Blood samples were collected from pregnant women with non-anomalous singleton intrauterine pregnancies receiving care at a single medical center. Participants were classified as “healthy” (n = 33), “medical disease” (n = 34), or “rheumatic disease” (n = 5) based on the presence/absence of medical or rheumatic conditions. Age-matched non-pregnant women (n = 5) served as controls. Pregnant participants had blood samples collected at least once per trimester, at delivery, and postpartum. Additionally, cord blood was collected at delivery. Non-pregnant subjects had a single blood draw. Samples were assayed for BAFF by ELISA. Levels in women who developed spontaneous abortion (SAB; pregnancy loss prior to 20 weeks gestation), hypertensive disorders of pregnancy (HDP), or preterm delivery (PTD) were compared with levels in women without these adverse events.
Median BAFF levels between “healthy” and “medical disease” participants did not differ significantly, whereas levels were elevated in women with rheumatic conditions (p=0.04). Median (interquartile range) first, second, and third trimester, cord blood, and postpartum BAFF levels (ng/ml)in women without rheumatic diseases were 0.63 (0.45-3.95), 0.53 (0.45-1.02), 0.59 (0.45-1.03), 1.95 (0.61-4.54), and 0.76 (0.45-1.41), respectively. In women with rheumatic conditions, levels were 0.76 (0.69-2.02), 0.78 (0.544-0.99, 0.60 (0.45-0.99), 1.14 (0.70-2.07), and 0.74 (0.45-0.97), respectively. Second and third trimester BAFF levels were significantly decreased compared to first trimester and postpartum BAFF levels (p<0.01 for each) in the women without rheumatic diseases, whereas levels did not significantly differ across trimesters among women with rheumatic conditions. Cord blood levels for all women were significantly elevated compared with any trimester level (p<0.001 for each). In contrast to the decrease in BAFF levels seen in women in the second trimester without HDP, BAFF levels increased between the first and second trimester in women who developed HDP (p<0.01). First trimester BAFF levels were not significantly associated with HDP (p=0.26) or PTD (p=0.82), whereas a trend towards significance was noted with SAB (p=0.051).

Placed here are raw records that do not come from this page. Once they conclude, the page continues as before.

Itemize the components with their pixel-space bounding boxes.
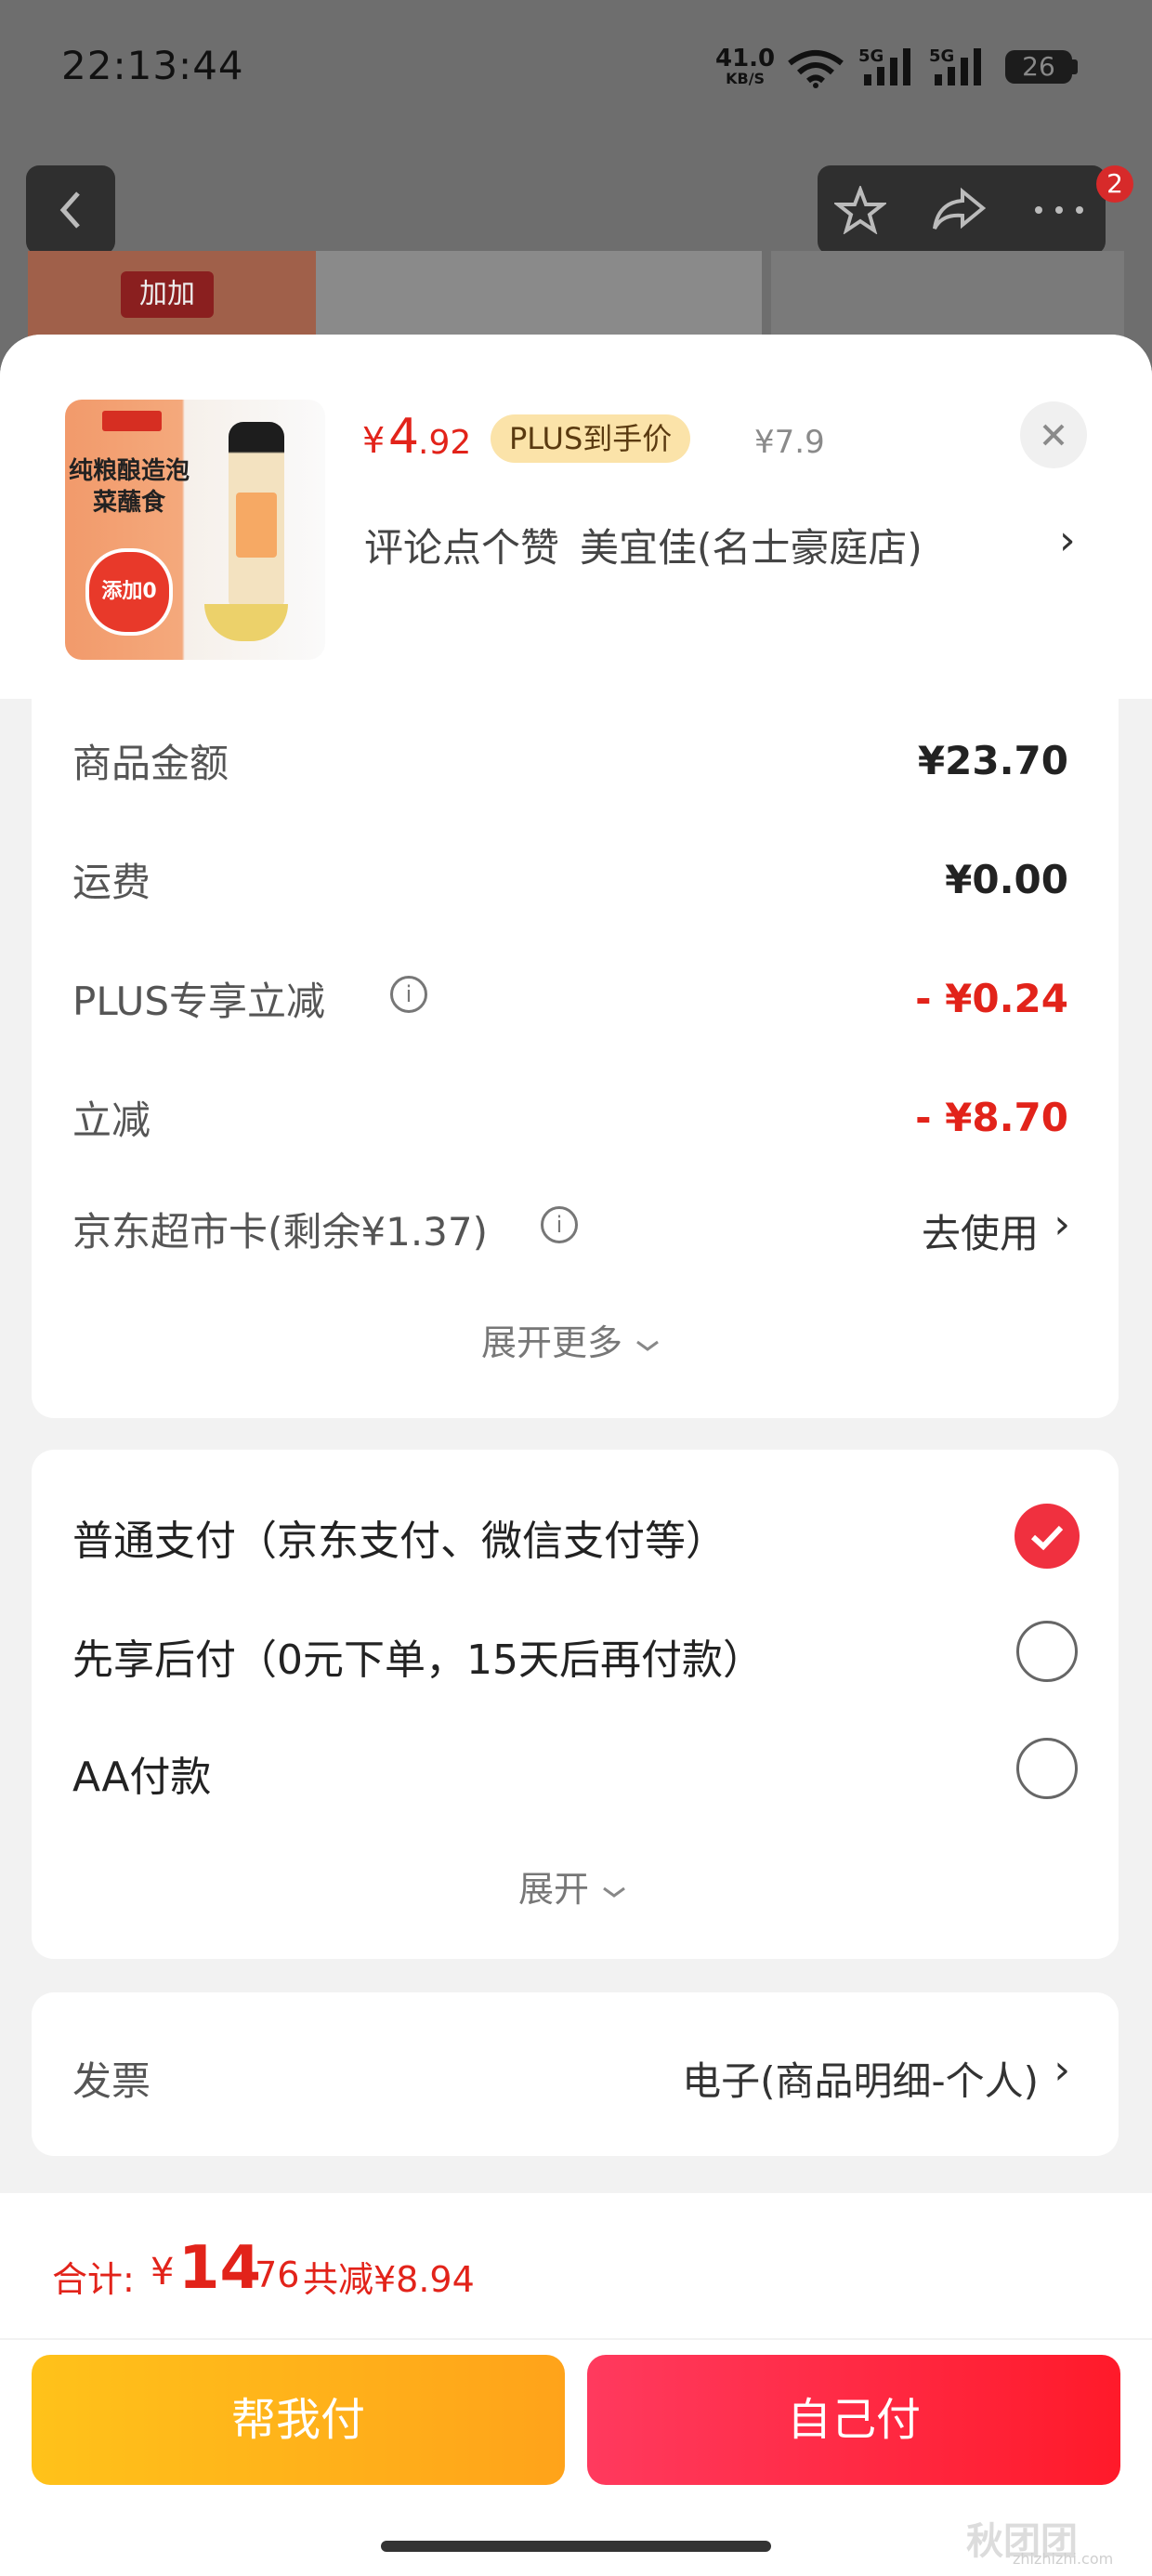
pay-myself-button[interactable]: 自己付 xyxy=(587,2355,1120,2485)
notification-badge: 2 xyxy=(1096,165,1133,203)
back-button[interactable] xyxy=(26,165,115,255)
chevron-right-icon[interactable]: › xyxy=(1054,1201,1070,1248)
total-saved: 共减¥8.94 xyxy=(303,2259,475,2300)
fee-label-shipping: 运费 xyxy=(72,860,151,905)
help-me-pay-button[interactable]: 帮我付 xyxy=(32,2355,565,2485)
thumb-brand-logo xyxy=(102,411,162,431)
expand-more-label: 展开更多 xyxy=(481,1322,623,1363)
share-icon[interactable] xyxy=(931,186,987,234)
status-bar: 22:13:44 41.0 KB/S 5G 5G 26 xyxy=(0,0,1152,139)
fee-label-card: 京东超市卡(剩余¥1.37) xyxy=(72,1209,489,1255)
background-brand-logo: 加加 xyxy=(121,271,214,318)
chevron-down-icon xyxy=(603,1886,625,1898)
info-icon[interactable]: i xyxy=(390,976,427,1013)
review-prompt: 评论点个赞 xyxy=(364,525,560,571)
fee-label-plus: PLUS专享立减 xyxy=(72,979,326,1024)
radio-checked[interactable] xyxy=(1015,1504,1080,1569)
watermark-site: zhizhizhi.com xyxy=(1013,2550,1114,2568)
total-symbol: ¥ xyxy=(151,2251,175,2293)
battery-tip xyxy=(1072,59,1078,74)
top-toolbar xyxy=(818,165,1106,255)
chevron-right-icon[interactable]: › xyxy=(1059,517,1076,564)
payment-method-card: 普通支付（京东支付、微信支付等） 先享后付（0元下单，15天后再付款） AA付款… xyxy=(32,1450,1119,1959)
info-icon-card[interactable]: i xyxy=(541,1206,578,1243)
radio-unchecked-aa[interactable] xyxy=(1016,1738,1078,1799)
expand-more-button[interactable]: 展开更多 xyxy=(481,1314,661,1365)
bottle-label xyxy=(236,493,277,558)
fee-value-goods: ¥23.70 xyxy=(917,738,1068,783)
chevron-right-icon[interactable]: › xyxy=(1054,2046,1070,2094)
chevron-left-icon xyxy=(59,191,80,229)
fee-value-plus: - ¥0.24 xyxy=(915,976,1068,1021)
speed-value: 41.0 xyxy=(715,45,776,72)
signal-5g-icon: 5G xyxy=(858,46,910,85)
radio-unchecked[interactable] xyxy=(1016,1621,1078,1682)
close-icon xyxy=(1042,424,1065,446)
fee-label-discount: 立减 xyxy=(72,1097,151,1143)
network-speed: 41.0 KB/S xyxy=(715,45,776,89)
invoice-label: 发票 xyxy=(72,2058,151,2104)
more-icon[interactable] xyxy=(1033,201,1085,219)
original-price: ¥7.9 xyxy=(754,424,825,461)
plus-price-tag: PLUS到手价 xyxy=(491,414,691,463)
invoice-value: 电子(商品明细-个人) xyxy=(682,2058,1039,2104)
payment-option-later[interactable]: 先享后付（0元下单，15天后再付款） xyxy=(72,1626,764,1686)
svg-text:5G: 5G xyxy=(929,46,954,66)
fee-details-card: 商品金额 ¥23.70 运费 ¥0.00 PLUS专享立减 i - ¥0.24 … xyxy=(32,688,1119,1418)
use-card-link[interactable]: 去使用 xyxy=(922,1203,1039,1259)
thumb-zero-badge: 添加0 xyxy=(85,548,173,636)
invoice-card[interactable]: 发票 电子(商品明细-个人) › xyxy=(32,1992,1119,2156)
total-label: 合计: xyxy=(52,2259,135,2300)
store-link[interactable]: 评论点个赞 美宜佳(名士豪庭店) xyxy=(364,517,923,573)
fee-value-shipping: ¥0.00 xyxy=(945,857,1068,902)
chevron-down-icon xyxy=(636,1340,659,1351)
divider xyxy=(0,2338,1152,2340)
price-symbol: ¥ xyxy=(362,420,386,461)
svg-text:5G: 5G xyxy=(858,46,884,66)
payment-option-aa[interactable]: AA付款 xyxy=(72,1743,211,1803)
wifi-icon xyxy=(788,50,844,88)
fee-label-goods: 商品金额 xyxy=(72,741,229,786)
home-indicator[interactable] xyxy=(381,2541,771,2552)
bowl-image xyxy=(204,604,288,641)
signal-5g-icon-2: 5G xyxy=(929,46,981,85)
fee-value-discount: - ¥8.70 xyxy=(915,1095,1068,1140)
total-decimal: .76 xyxy=(243,2254,300,2295)
store-name: 美宜佳(名士豪庭店) xyxy=(580,525,923,571)
battery-icon: 26 xyxy=(1005,50,1072,84)
check-icon xyxy=(1030,1525,1064,1551)
clock: 22:13:44 xyxy=(61,43,244,88)
expand-payment-label: 展开 xyxy=(518,1869,590,1910)
price-integer: 4 xyxy=(388,409,420,465)
close-button[interactable] xyxy=(1020,401,1087,468)
expand-payment-button[interactable]: 展开 xyxy=(518,1860,628,1912)
product-thumbnail[interactable]: 纯粮酿造泡菜蘸食 添加0 xyxy=(65,400,325,660)
payment-option-normal[interactable]: 普通支付（京东支付、微信支付等） xyxy=(72,1507,727,1567)
thumb-title: 纯粮酿造泡菜蘸食 xyxy=(69,457,190,517)
price-decimal: .92 xyxy=(418,424,472,462)
star-icon[interactable] xyxy=(834,186,886,234)
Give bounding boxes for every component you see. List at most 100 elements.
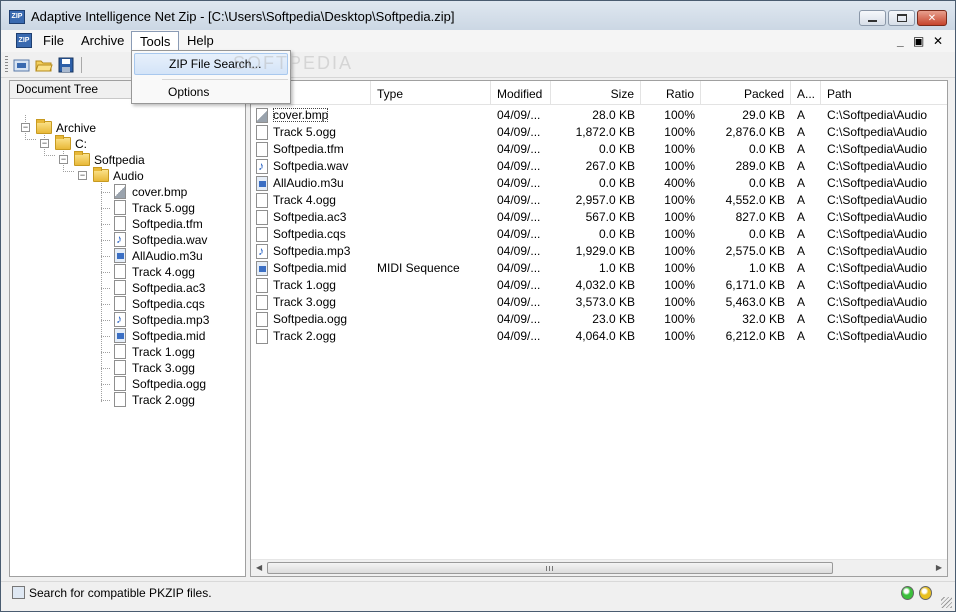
close-button[interactable]: ✕ (917, 10, 947, 26)
minimize-button[interactable] (859, 10, 886, 26)
cell-ratio: 100% (664, 125, 695, 139)
mdi-close-button[interactable]: ✕ (933, 34, 943, 48)
tree-file-node[interactable]: Softpedia.mid (112, 328, 205, 344)
scrollbar-thumb[interactable] (267, 562, 833, 574)
cell-packed: 6,171.0 KB (725, 278, 785, 292)
table-row[interactable]: cover.bmp 04/09/... 28.0 KB 100% 29.0 KB A C:\… (251, 107, 947, 124)
cell-attr: A (797, 142, 806, 156)
tree-file-node[interactable]: Track 4.ogg (112, 264, 195, 280)
tree-file-node[interactable]: Softpedia.cqs (112, 296, 205, 312)
tree-file-node[interactable]: Softpedia.ac3 (112, 280, 205, 296)
scroll-right-icon[interactable]: ▶ (936, 563, 942, 572)
horizontal-scrollbar[interactable]: ◀ ▶ (251, 559, 947, 576)
cell-attr: A (797, 227, 806, 241)
resize-grip-icon[interactable] (941, 597, 952, 608)
table-row[interactable]: Softpedia.ogg 04/09/... 23.0 KB 100% 32.0 KB… (251, 311, 947, 328)
file-name: AllAudio.m3u (273, 176, 344, 190)
save-icon[interactable] (57, 56, 75, 74)
tree-node-label: Softpedia.ac3 (132, 281, 206, 295)
cell-type (371, 124, 491, 141)
tree-node-drive[interactable]: − C: (40, 135, 87, 152)
collapse-icon[interactable]: − (78, 171, 87, 180)
menu-archive[interactable]: Archive (73, 31, 132, 51)
audio-file-icon (114, 311, 126, 327)
tree-node-label: Softpedia.wav (132, 233, 208, 247)
column-path[interactable]: Path (821, 81, 947, 105)
tree-file-node[interactable]: Track 1.ogg (112, 344, 195, 360)
document-icon[interactable]: ZIP (16, 33, 32, 48)
mdi-minimize-button[interactable]: _ (897, 34, 904, 48)
table-row[interactable]: Softpedia.mp3 04/09/... 1,929.0 KB 100% 2,57… (251, 243, 947, 260)
table-row[interactable]: Track 2.ogg 04/09/... 4,064.0 KB 100% 6,212.… (251, 328, 947, 345)
cell-modified: 04/09/... (497, 278, 541, 292)
column-size[interactable]: Size (551, 81, 641, 105)
tree-file-node[interactable]: Track 2.ogg (112, 392, 195, 408)
tree-file-node[interactable]: Softpedia.tfm (112, 216, 203, 232)
column-ratio[interactable]: Ratio (641, 81, 701, 105)
file-icon (114, 376, 126, 391)
tree-connector (101, 272, 111, 273)
file-icon (256, 193, 268, 208)
cell-attr: A (797, 193, 806, 207)
tree-file-node[interactable]: Softpedia.ogg (112, 376, 206, 392)
cell-name: Track 4.ogg (251, 192, 371, 209)
cell-size: 1.0 KB (598, 261, 635, 275)
scroll-left-icon[interactable]: ◀ (256, 563, 262, 572)
menu-help[interactable]: Help (179, 31, 222, 51)
table-row[interactable]: Softpedia.tfm 04/09/... 0.0 KB 100% 0.0 KB A C… (251, 141, 947, 158)
new-archive-icon[interactable] (13, 56, 31, 74)
tree-node-audio[interactable]: − Audio (78, 167, 144, 184)
cell-path: C:\Softpedia\Audio (827, 329, 928, 343)
cell-modified: 04/09/... (497, 329, 541, 343)
tree-file-node[interactable]: Track 5.ogg (112, 200, 195, 216)
tree-node-label: Track 1.ogg (132, 345, 195, 359)
cell-name: AllAudio.m3u (251, 175, 371, 192)
cell-packed: 29.0 KB (742, 108, 785, 122)
column-modified[interactable]: Modified (491, 81, 551, 105)
table-row[interactable]: AllAudio.m3u 04/09/... 0.0 KB 400% 0.0 KB A C:… (251, 175, 947, 192)
tree-file-node[interactable]: Softpedia.mp3 (112, 311, 209, 328)
cell-ratio: 100% (664, 329, 695, 343)
table-row[interactable]: Softpedia.wav 04/09/... 267.0 KB 100% 289.0 … (251, 158, 947, 175)
mdi-restore-button[interactable]: ▣ (913, 34, 924, 48)
tree-file-node[interactable]: AllAudio.m3u (112, 248, 203, 264)
folder-icon (74, 151, 90, 166)
cell-modified: 04/09/... (497, 295, 541, 309)
tree-node-label: Audio (113, 169, 144, 183)
tree-node-softpedia[interactable]: − Softpedia (59, 151, 145, 168)
menu-file[interactable]: File (35, 31, 72, 51)
cell-path: C:\Softpedia\Audio (827, 193, 928, 207)
cell-type (371, 158, 491, 175)
cell-name: Softpedia.cqs (251, 226, 371, 243)
tree-connector (44, 155, 56, 156)
tree-file-node[interactable]: cover.bmp (112, 184, 187, 200)
toolbar-grip[interactable] (5, 56, 8, 74)
cell-size: 2,957.0 KB (575, 193, 635, 207)
tree-node-archive[interactable]: − Archive (21, 119, 96, 136)
tree-file-node[interactable]: Track 3.ogg (112, 360, 195, 376)
table-row[interactable]: Softpedia.mid MIDI Sequence 04/09/... 1.0 K… (251, 260, 947, 277)
table-row[interactable]: Softpedia.cqs 04/09/... 0.0 KB 100% 0.0 KB A C… (251, 226, 947, 243)
table-row[interactable]: Track 4.ogg 04/09/... 2,957.0 KB 100% 4,552.… (251, 192, 947, 209)
minimize-icon (868, 20, 877, 22)
cell-ratio: 100% (664, 159, 695, 173)
tree-file-node[interactable]: Softpedia.wav (112, 231, 208, 248)
title-bar[interactable]: ZIP Adaptive Intelligence Net Zip - [C:\… (1, 1, 955, 33)
grip-icon (546, 566, 554, 571)
open-folder-icon[interactable] (35, 56, 53, 74)
table-row[interactable]: Track 3.ogg 04/09/... 3,573.0 KB 100% 5,463.… (251, 294, 947, 311)
column-attributes[interactable]: A... (791, 81, 821, 105)
table-row[interactable]: Softpedia.ac3 04/09/... 567.0 KB 100% 827.0 … (251, 209, 947, 226)
list-column-header: Type Modified Size Ratio Packed A... Pat… (251, 81, 947, 105)
table-row[interactable]: Track 5.ogg 04/09/... 1,872.0 KB 100% 2,876.… (251, 124, 947, 141)
collapse-icon[interactable]: − (21, 123, 30, 132)
table-row[interactable]: Track 1.ogg 04/09/... 4,032.0 KB 100% 6,171.… (251, 277, 947, 294)
maximize-button[interactable] (888, 10, 915, 26)
column-packed[interactable]: Packed (701, 81, 791, 105)
collapse-icon[interactable]: − (59, 155, 68, 164)
menu-item-options[interactable]: Options (134, 81, 288, 103)
menu-tools[interactable]: Tools (131, 31, 180, 51)
cell-name: Softpedia.tfm (251, 141, 371, 158)
column-type[interactable]: Type (371, 81, 491, 105)
collapse-icon[interactable]: − (40, 139, 49, 148)
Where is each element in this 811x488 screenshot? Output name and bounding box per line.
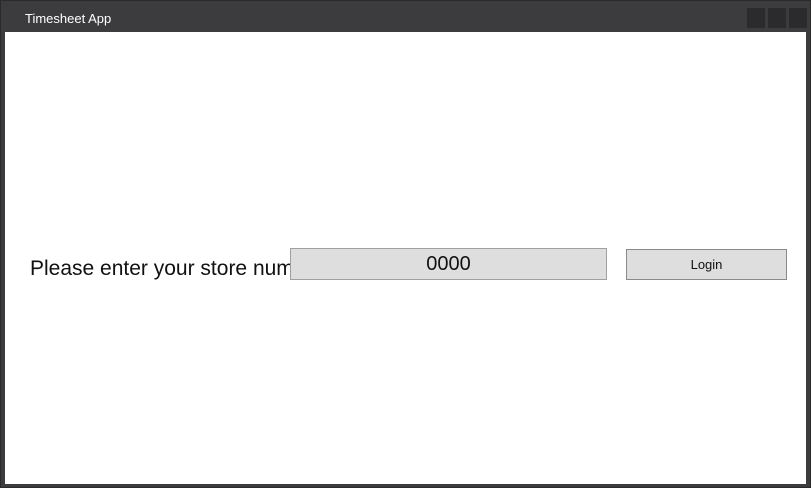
window-title: Timesheet App [25, 11, 112, 26]
close-button[interactable] [789, 8, 807, 28]
content-area: Please enter your store num: Login [5, 32, 806, 484]
store-number-label: Please enter your store num: [30, 257, 300, 280]
maximize-button[interactable] [768, 8, 786, 28]
title-bar[interactable]: Timesheet App [1, 1, 810, 31]
app-window: Timesheet App Please enter your store nu… [0, 0, 811, 488]
login-button[interactable]: Login [626, 249, 787, 280]
store-number-input[interactable] [290, 248, 607, 280]
minimize-button[interactable] [747, 8, 765, 28]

Elevated first-trimester BAFF levels may be associated with SAB. Moreover, the loss of the normal decline in BAFF levels between the first and second trimesters may be associated with the development of HDP. Additional subjects and samples are being collected and analyzed to confirm these initial observations. If confirmed, serum BAFF may be a useful biomarker in the management of pregnancy.